Lunch at 12:30pm, talk at 1pm, in 148 Fitzpatrick
Title: Stack Nondeterminism in Neural Networks
Abstract: Learning hierarchical structures in sequential data – from simple algorithmic patterns to natural language – remains a challenging problem for sequential neural networks. Past work has shown that recurrent neural networks (RNNs) struggle to generalize on held-out syntactic patterns without supervision or some inductive bias. To remedy this, many papers have explored augmenting RNNs with various differentiable stacks, by analogy with finite automata and pushdown automata. However, these techniques have all modeled deterministic stacks, which in theory is insufficient to model the syntactic ambiguity commonly found in natural language.

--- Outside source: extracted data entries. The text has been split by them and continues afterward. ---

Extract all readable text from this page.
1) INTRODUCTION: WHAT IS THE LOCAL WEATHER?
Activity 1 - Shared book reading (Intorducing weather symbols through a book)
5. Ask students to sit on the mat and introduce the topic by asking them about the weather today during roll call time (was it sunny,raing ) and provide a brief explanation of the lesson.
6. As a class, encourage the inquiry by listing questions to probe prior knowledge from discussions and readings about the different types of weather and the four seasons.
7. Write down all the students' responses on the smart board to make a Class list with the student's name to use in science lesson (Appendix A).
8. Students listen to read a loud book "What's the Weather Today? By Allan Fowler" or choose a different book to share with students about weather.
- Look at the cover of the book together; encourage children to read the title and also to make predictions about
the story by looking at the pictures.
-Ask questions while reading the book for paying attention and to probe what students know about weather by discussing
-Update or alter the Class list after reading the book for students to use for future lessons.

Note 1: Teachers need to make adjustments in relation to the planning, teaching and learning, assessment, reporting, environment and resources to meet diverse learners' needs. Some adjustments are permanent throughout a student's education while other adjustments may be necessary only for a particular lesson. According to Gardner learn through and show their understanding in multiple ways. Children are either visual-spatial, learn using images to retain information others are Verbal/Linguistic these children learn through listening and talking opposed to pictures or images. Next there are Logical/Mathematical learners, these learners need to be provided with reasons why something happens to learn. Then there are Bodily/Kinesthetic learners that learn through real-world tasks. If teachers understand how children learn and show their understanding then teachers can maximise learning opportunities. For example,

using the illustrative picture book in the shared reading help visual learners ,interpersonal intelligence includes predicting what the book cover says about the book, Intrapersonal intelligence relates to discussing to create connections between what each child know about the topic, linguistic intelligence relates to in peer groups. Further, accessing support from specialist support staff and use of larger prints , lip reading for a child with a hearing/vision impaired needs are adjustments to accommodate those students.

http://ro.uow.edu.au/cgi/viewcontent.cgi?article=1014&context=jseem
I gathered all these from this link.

In this talk, I will discuss my work with David Chiang on the Nondeterministic Stack RNN (NS-RNN), a novel stack RNN that deliberately models nondeterminism and achieves better performance on formal languages than previously proposed stack RNNs. We present evidence that nondeterminism improves both training and expressive power, and I will discuss two recent modifications that improve these further. I will also discuss ongoing work aimed at improving performance on natural language.
Bio: I am a PhD candidate in David Chiang’s natural language processing research group at the University of Notre Dame. My primary research focus is on incorporating simulations of nondeterministic pushdown automata into neural networks to improve machine learning on human languages. My interests lie generally in syntax, machine translation, and neural networks.